Clinical data showed significantly higher levels of circulating IL-6 and IL-6 receptors in older individuals [33], with IL-6 levels being a significant predictor of sarcopenia [34]. Lastly, there is a negative correlation between plasma levels of CRP and IL-6 and rates of mixed muscle and myosin heavy chain protein synthesis in a population-based study of the general community, further illustrating the likelihood of inflammation contributing to reduced protein synthesis in sarcopenia [35]. Researchers have observed that inflammation and malnutrition in patients with ESRD often coexist and are mutually causal, a condition termed malnutrition–inflammation complex syndrome (MICS) [36]. Possible causes of MICS include comorbidities, oxidative and carbonyl stress, nutrient loss through dialysate, anorexia, loss of appetite, uremic toxins, decreased clearance of inflammatory cytokines, and volume overload [37]. In conclusion, a possible mechanism for attenuated skeletal muscle protein synthesis in CKD may be suppression of insulin/IGF-1 signaling due to metabolic acidosis, upregulated pro-inflammatory cytokine expression, and malnutrition due to anorexia [38].

Finally, in persistent systemic and tissue inflammation, the impairment of IGF-I-mediated signaling pathways preferentially increases muscle protein catabolism and inhibits muscle protein anabolism, resulting in excessive muscle protein loss, high hospitalization rates, and high rates of cardiovascular events and mortality among patients with CKD and ESRD [37, 39]. In our study, we also found that the group with a lower IGF-1 SDS had higher IL-6 levels; therefore, the results support the above notion.
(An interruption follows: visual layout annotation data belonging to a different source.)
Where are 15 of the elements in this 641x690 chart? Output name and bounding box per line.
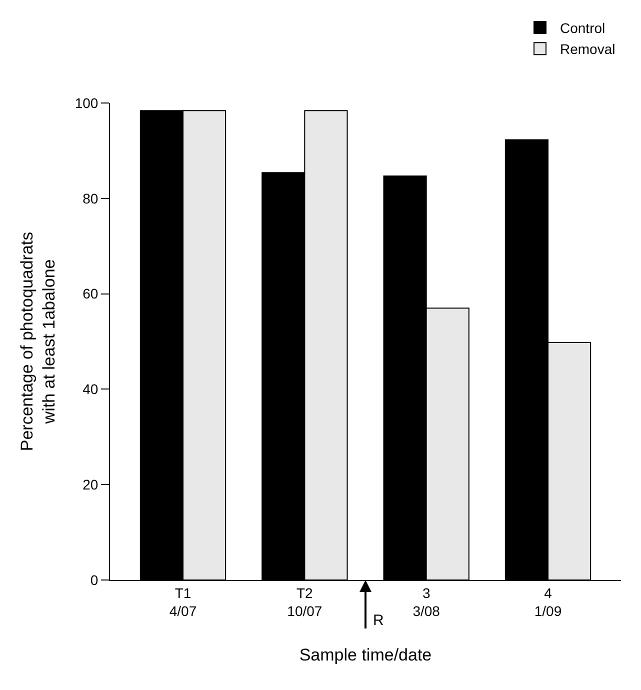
- x-tick-label: T1 4/07: [169, 584, 197, 619]
- y-tick-label: 20: [82, 476, 98, 492]
- y-tick-label: 80: [82, 190, 98, 206]
- legend-label: Removal: [560, 41, 616, 58]
- y-tick-label: 0: [90, 572, 98, 588]
- x-tick-label: 3 3/08: [412, 584, 440, 619]
- y-axis-title: Percentage of photoquadrats with at least 1abalone: [17, 232, 58, 452]
- y-tick-label: 100: [74, 94, 98, 111]
- text: R: [373, 612, 384, 629]
- y-tick-label: 60: [82, 286, 98, 302]
- y-tick-label: 40: [82, 381, 98, 398]
- x-tick-label: T2 10/07: [287, 584, 322, 619]
- x-axis-title: Sample time/date: [299, 645, 432, 664]
- x-tick-label: 4 1/09: [534, 584, 562, 619]
- legend-label: Control: [560, 20, 606, 36]
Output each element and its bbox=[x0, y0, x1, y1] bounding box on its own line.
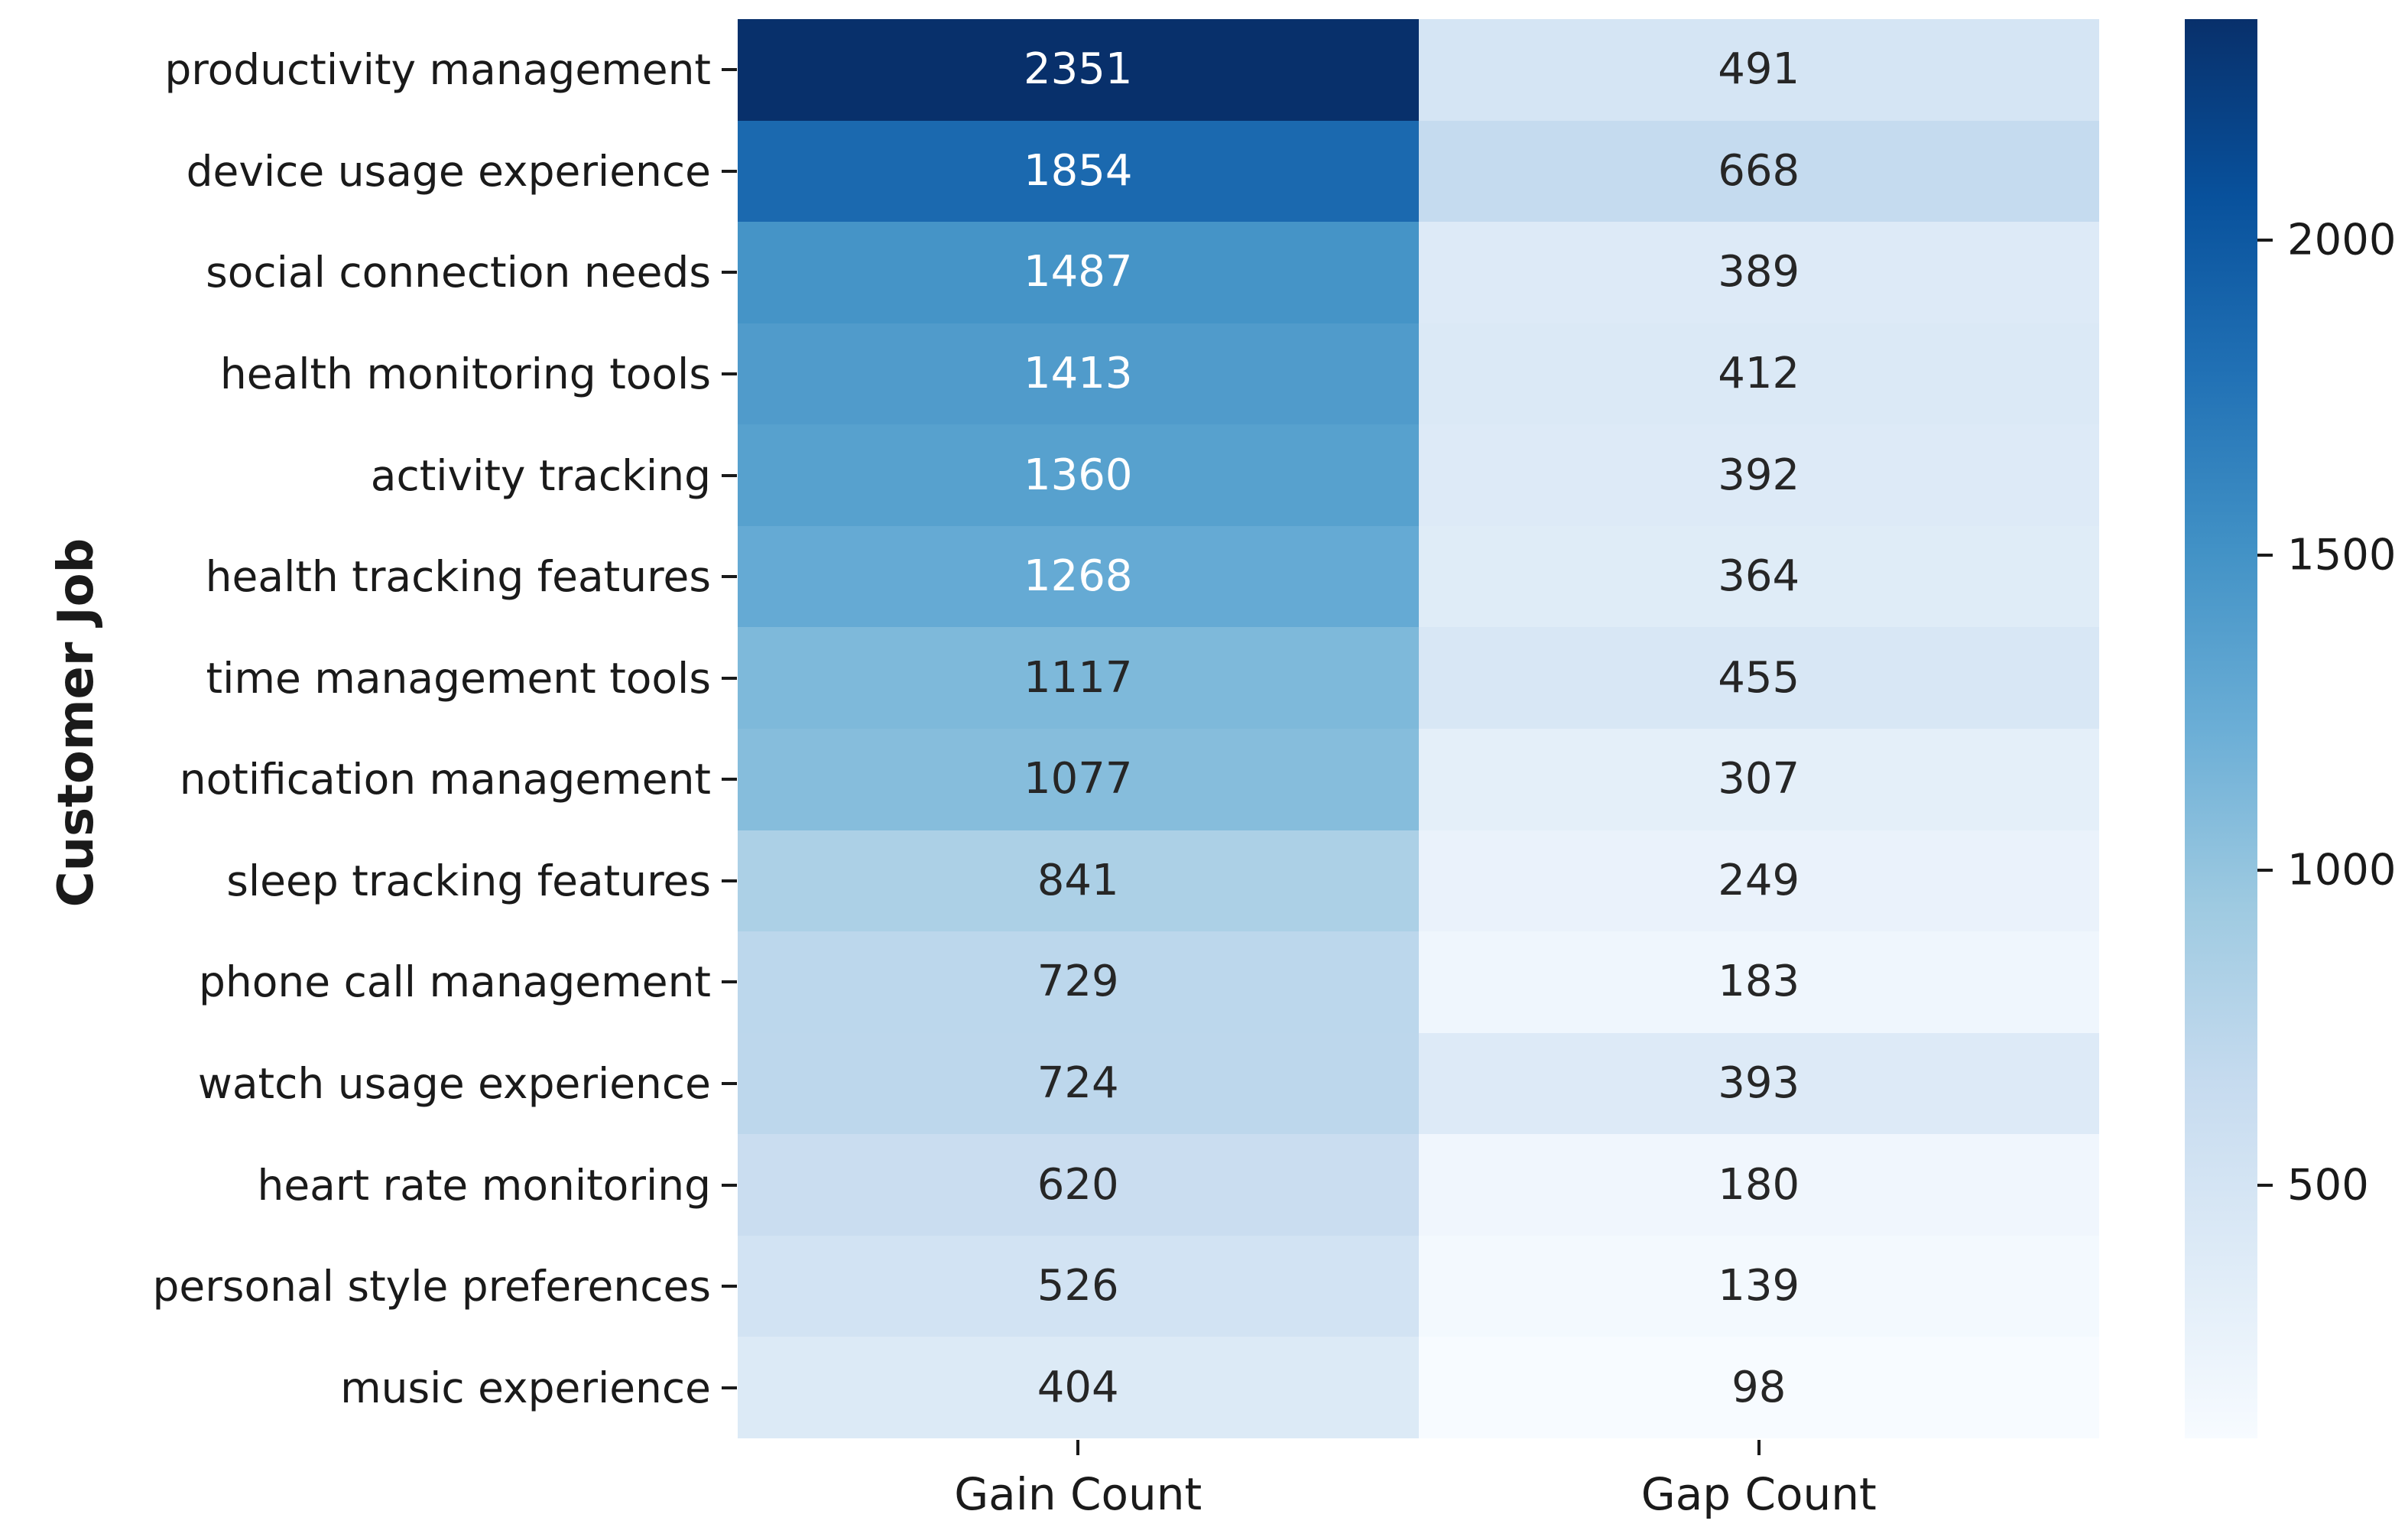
colorbar-tick-label: 1500 bbox=[2287, 530, 2397, 580]
y-tick-mark bbox=[722, 1183, 737, 1187]
y-tick-label: productivity management bbox=[164, 45, 711, 95]
heatmap-cell: 307 bbox=[1418, 729, 2099, 830]
heatmap-cell: 724 bbox=[738, 1032, 1419, 1135]
y-tick-label: activity tracking bbox=[370, 450, 711, 500]
y-tick-mark bbox=[722, 1386, 737, 1389]
heatmap-cell: 98 bbox=[1418, 1337, 2099, 1438]
heatmap-cell: 491 bbox=[1418, 19, 2099, 121]
y-tick-label: watch usage experience bbox=[197, 1059, 711, 1108]
colorbar-tick-mark bbox=[2257, 1183, 2273, 1187]
x-tick-mark bbox=[1757, 1440, 1761, 1455]
heatmap-cell: 1413 bbox=[738, 323, 1419, 425]
heatmap-cell: 389 bbox=[1418, 222, 2099, 323]
heatmap-cell: 841 bbox=[738, 830, 1419, 932]
y-tick-mark bbox=[722, 879, 737, 882]
heatmap-cell: 2351 bbox=[738, 19, 1419, 121]
y-tick-label: health tracking features bbox=[205, 552, 711, 602]
heatmap-cell: 526 bbox=[738, 1235, 1419, 1337]
heatmap-cell: 393 bbox=[1418, 1032, 2099, 1135]
y-tick-label: social connection needs bbox=[206, 248, 711, 297]
colorbar-tick-mark bbox=[2257, 554, 2273, 557]
y-tick-mark bbox=[722, 1082, 737, 1085]
heatmap-grid: 2351 491 1854 668 1487 389 1413 412 1360 392 1268 3… bbox=[738, 19, 2099, 1438]
y-tick-mark bbox=[722, 68, 737, 72]
y-tick-mark bbox=[722, 271, 737, 275]
heatmap-cell: 1854 bbox=[738, 120, 1419, 223]
heatmap-cell: 1487 bbox=[738, 222, 1419, 323]
y-tick-mark bbox=[722, 676, 737, 680]
x-tick-label: Gap Count bbox=[1640, 1468, 1877, 1520]
colorbar-tick-label: 500 bbox=[2287, 1160, 2369, 1210]
y-tick-label: personal style preferences bbox=[152, 1262, 711, 1311]
x-tick-label: Gain Count bbox=[954, 1468, 1202, 1520]
heatmap-cell: 392 bbox=[1418, 424, 2099, 526]
y-tick-label: heart rate monitoring bbox=[257, 1160, 711, 1210]
heatmap-cell: 249 bbox=[1418, 830, 2099, 932]
y-tick-label: health monitoring tools bbox=[219, 349, 711, 398]
heatmap-cell: 455 bbox=[1418, 627, 2099, 729]
heatmap-cell: 139 bbox=[1418, 1235, 2099, 1337]
y-tick-mark bbox=[722, 169, 737, 173]
y-tick-mark bbox=[722, 1285, 737, 1288]
x-tick-mark bbox=[1076, 1440, 1080, 1455]
colorbar bbox=[2185, 19, 2257, 1438]
y-tick-label: phone call management bbox=[198, 957, 711, 1007]
heatmap-cell: 404 bbox=[738, 1337, 1419, 1438]
colorbar-tick-mark bbox=[2257, 868, 2273, 872]
heatmap-cell: 620 bbox=[738, 1134, 1419, 1236]
heatmap-cell: 364 bbox=[1418, 525, 2099, 628]
heatmap-cell: 180 bbox=[1418, 1134, 2099, 1236]
heatmap-cell: 1360 bbox=[738, 424, 1419, 526]
y-tick-mark bbox=[722, 473, 737, 477]
heatmap-cell: 668 bbox=[1418, 120, 2099, 223]
y-tick-label: time management tools bbox=[206, 653, 711, 703]
y-tick-label: music experience bbox=[340, 1363, 711, 1412]
heatmap-cell: 729 bbox=[738, 931, 1419, 1033]
colorbar-tick-label: 1000 bbox=[2287, 845, 2397, 895]
y-tick-mark bbox=[722, 980, 737, 984]
y-tick-label: device usage experience bbox=[186, 146, 711, 196]
colorbar-tick-mark bbox=[2257, 239, 2273, 242]
y-tick-mark bbox=[722, 778, 737, 781]
heatmap-cell: 183 bbox=[1418, 931, 2099, 1033]
y-tick-mark bbox=[722, 575, 737, 579]
y-tick-mark bbox=[722, 372, 737, 375]
colorbar-tick-label: 2000 bbox=[2287, 215, 2397, 265]
heatmap-cell: 1268 bbox=[738, 525, 1419, 628]
y-tick-label: sleep tracking features bbox=[226, 856, 711, 905]
heatmap-cell: 1117 bbox=[738, 627, 1419, 729]
heatmap-cell: 1077 bbox=[738, 729, 1419, 830]
heatmap-cell: 412 bbox=[1418, 323, 2099, 425]
y-tick-label: notification management bbox=[179, 755, 711, 804]
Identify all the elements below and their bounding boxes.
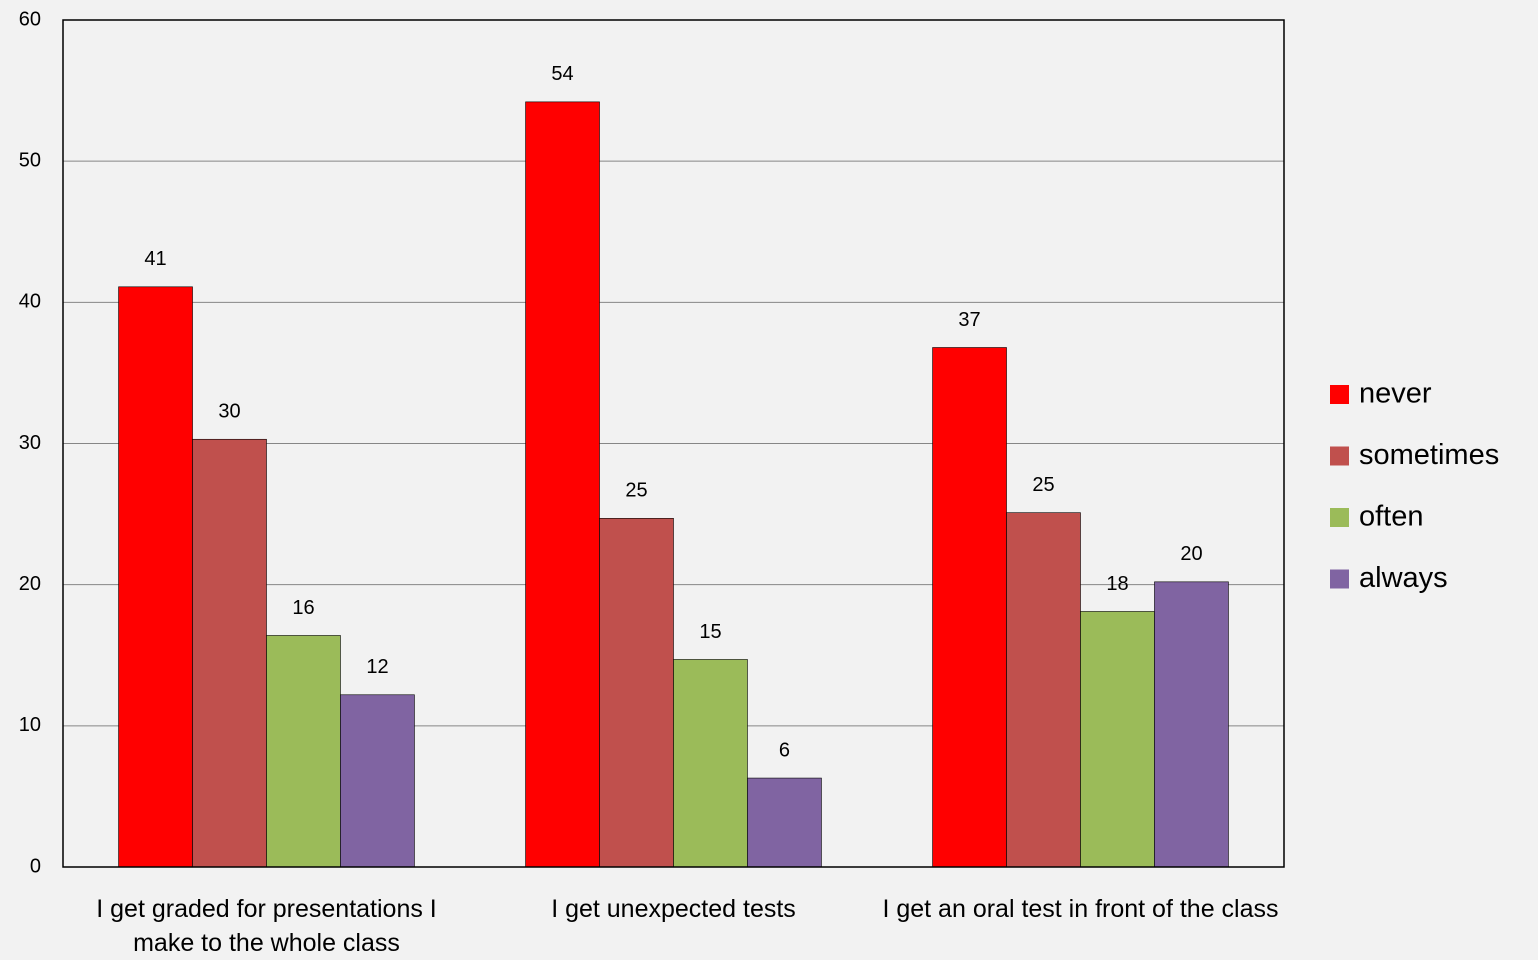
x-tick-label: I get unexpected tests [551, 895, 796, 923]
data-label: 54 [551, 63, 573, 85]
y-tick-label: 40 [19, 291, 41, 313]
bar [1154, 581, 1229, 868]
y-tick-label: 60 [19, 8, 41, 30]
legend-label: never [1359, 378, 1432, 410]
data-label: 12 [366, 656, 388, 678]
legend-swatch [1330, 508, 1349, 527]
x-tick-label: I get an oral test in front of the class [882, 895, 1279, 923]
legend-swatch [1330, 446, 1349, 466]
data-label: 16 [292, 597, 314, 619]
data-label: 30 [218, 401, 240, 423]
bar [599, 518, 674, 868]
bar [525, 101, 600, 868]
data-label: 15 [699, 621, 721, 643]
bar [340, 694, 415, 868]
x-tick-label: I get graded for presentations I make to… [96, 895, 437, 957]
bar [673, 659, 748, 868]
data-label: 41 [144, 248, 166, 270]
data-label: 25 [625, 480, 647, 502]
bar [266, 635, 341, 868]
bar [932, 347, 1007, 868]
bar [118, 286, 193, 868]
legend-swatch [1330, 385, 1349, 404]
legend-swatch [1330, 569, 1349, 589]
data-label: 20 [1180, 543, 1202, 565]
y-tick-label: 10 [19, 714, 41, 736]
bar [747, 777, 822, 868]
data-label: 25 [1032, 474, 1054, 496]
bar [1006, 512, 1081, 868]
y-tick-label: 20 [19, 573, 41, 595]
data-label: 18 [1106, 573, 1128, 595]
bar [1080, 611, 1155, 868]
y-tick-label: 30 [19, 432, 41, 454]
legend-label: always [1359, 562, 1448, 594]
y-tick-label: 50 [19, 149, 41, 171]
legend-label: often [1359, 501, 1424, 533]
data-label: 6 [779, 739, 790, 761]
bar [192, 438, 267, 868]
legend-label: sometimes [1359, 439, 1499, 471]
y-tick-label: 0 [30, 855, 41, 877]
data-label: 37 [958, 309, 980, 331]
plot-border [62, 19, 1285, 868]
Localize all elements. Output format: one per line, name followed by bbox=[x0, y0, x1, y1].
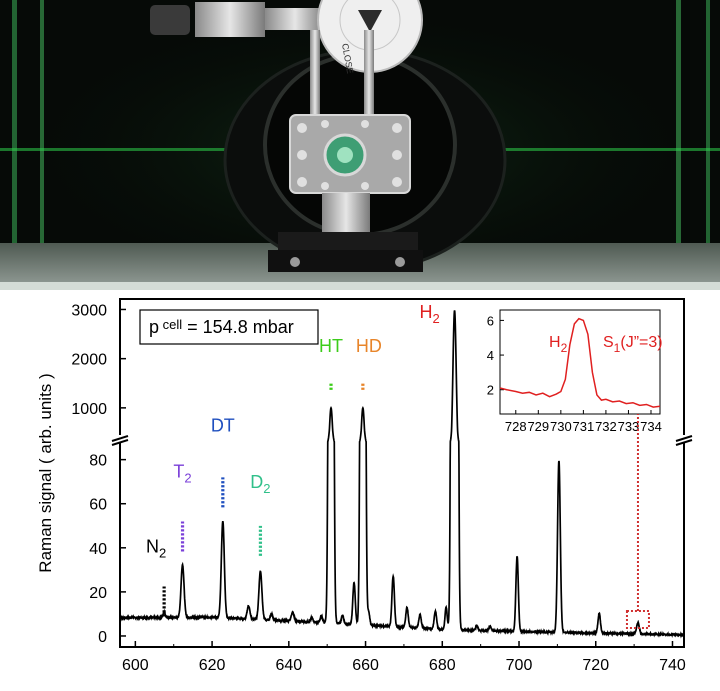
y-tick-label: 2000 bbox=[71, 352, 107, 369]
inset-line-sub: 1 bbox=[614, 341, 621, 355]
peak-label: HD bbox=[356, 336, 382, 356]
axis-break-mark bbox=[675, 439, 693, 446]
y-tick-label: 0 bbox=[98, 629, 107, 646]
y-tick-label: 40 bbox=[89, 541, 107, 558]
x-tick-label: 640 bbox=[275, 657, 302, 674]
inset-frame bbox=[499, 309, 661, 415]
peak-label: DT bbox=[211, 415, 235, 435]
inset-x-tick-label: 734 bbox=[640, 419, 662, 434]
y-tick-label: 3000 bbox=[71, 302, 107, 319]
inset-y-tick-label: 6 bbox=[487, 313, 494, 328]
inset-y-tick-label: 2 bbox=[487, 383, 494, 398]
x-tick-label: 700 bbox=[506, 657, 533, 674]
x-tick-label: 620 bbox=[199, 657, 226, 674]
spectrum-line bbox=[119, 310, 685, 639]
peak-label: HT bbox=[319, 336, 343, 356]
inset-x-tick-label: 733 bbox=[618, 419, 640, 434]
y-tick-label: 1000 bbox=[71, 401, 107, 418]
x-tick-label: 720 bbox=[582, 657, 609, 674]
peak-label-sub: 2 bbox=[159, 545, 166, 560]
inset-y-tick-label: 4 bbox=[487, 348, 494, 363]
y-axis-label: Raman signal ( arb. units ) bbox=[36, 373, 55, 572]
peak-label-sub: 2 bbox=[432, 311, 439, 326]
x-tick-label: 600 bbox=[122, 657, 149, 674]
axis-break-mark bbox=[111, 435, 129, 442]
plot-frame bbox=[119, 298, 685, 648]
inset-x-tick-label: 731 bbox=[573, 419, 595, 434]
x-tick-label: 740 bbox=[659, 657, 686, 674]
pressure-label: p cell = 154.8 mbar bbox=[149, 317, 294, 337]
inset-x-tick-label: 728 bbox=[505, 419, 527, 434]
inset-x-tick-label: 732 bbox=[595, 419, 617, 434]
y-tick-label: 80 bbox=[89, 453, 107, 470]
experiment-photo: CLOSE bbox=[0, 0, 720, 298]
x-tick-label: 660 bbox=[352, 657, 379, 674]
y-tick-label: 20 bbox=[89, 585, 107, 602]
peak-label-sub: 2 bbox=[263, 481, 270, 496]
pressure-value: = 154.8 mbar bbox=[182, 317, 294, 337]
pressure-box bbox=[139, 309, 319, 345]
inset-line bbox=[499, 317, 661, 408]
highlight-box bbox=[625, 610, 650, 629]
inset-species-sub: 2 bbox=[561, 341, 568, 355]
inset-line-tail: (J”=3) bbox=[620, 334, 662, 351]
inset-x-tick-label: 729 bbox=[527, 419, 549, 434]
y-tick-label: 60 bbox=[89, 497, 107, 514]
plot-area: 600 620 640 660 680 700 720 740 0 20 40 60 80 1000 200… bbox=[36, 298, 693, 674]
x-tick-label: 680 bbox=[429, 657, 456, 674]
peak-label-sub: 2 bbox=[184, 470, 191, 485]
axis-break-mark bbox=[675, 435, 693, 442]
axis-break-mark bbox=[111, 439, 129, 446]
pressure-sub: cell bbox=[159, 317, 182, 332]
inset-x-tick-label: 730 bbox=[550, 419, 572, 434]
This study has some limitations. First, this was a cross-sectional observational study, and causal conclusions could not be drawn. Second, given that our study had a small sample size, bias cannot be ruled out. Third, our results cannot exclude the possibility of residual confounding. Lastly, we did not measure serum IGFBPs and growth hormone levels; therefore, the relationship between the GH/IGF-1 axis and nutritional status in patients with MHD remains unclear.

Although a crossover clinical trial and randomized controlled trial have shown that the application of recombinant human growth hormone and IGF-1 could improve protein synthesis and metabolism in patients with ESRD [40, 41], these studies included only a small number of patients with short follow-up periods. However, there are currently no prospective studies with large enough sample sizes or sufficient evidence to determine the potential long-term side effects of recombinant IGF-1 or GH supplementation in patients with MHD.

Our study confirmed that higher serum IGF-1 SDS levels are significantly associated with better nutritional status as assessed by biochemical markers, anthropometric measures, body composition parameters, and comprehensive nutrition assessment. Future observational and interventional studies with larger sample sizes and multicenter are still needed to provide a theoretical basis for routine clinical application of IGF-1 preparations to improve nutritional status in patients with ESRD and dialysis.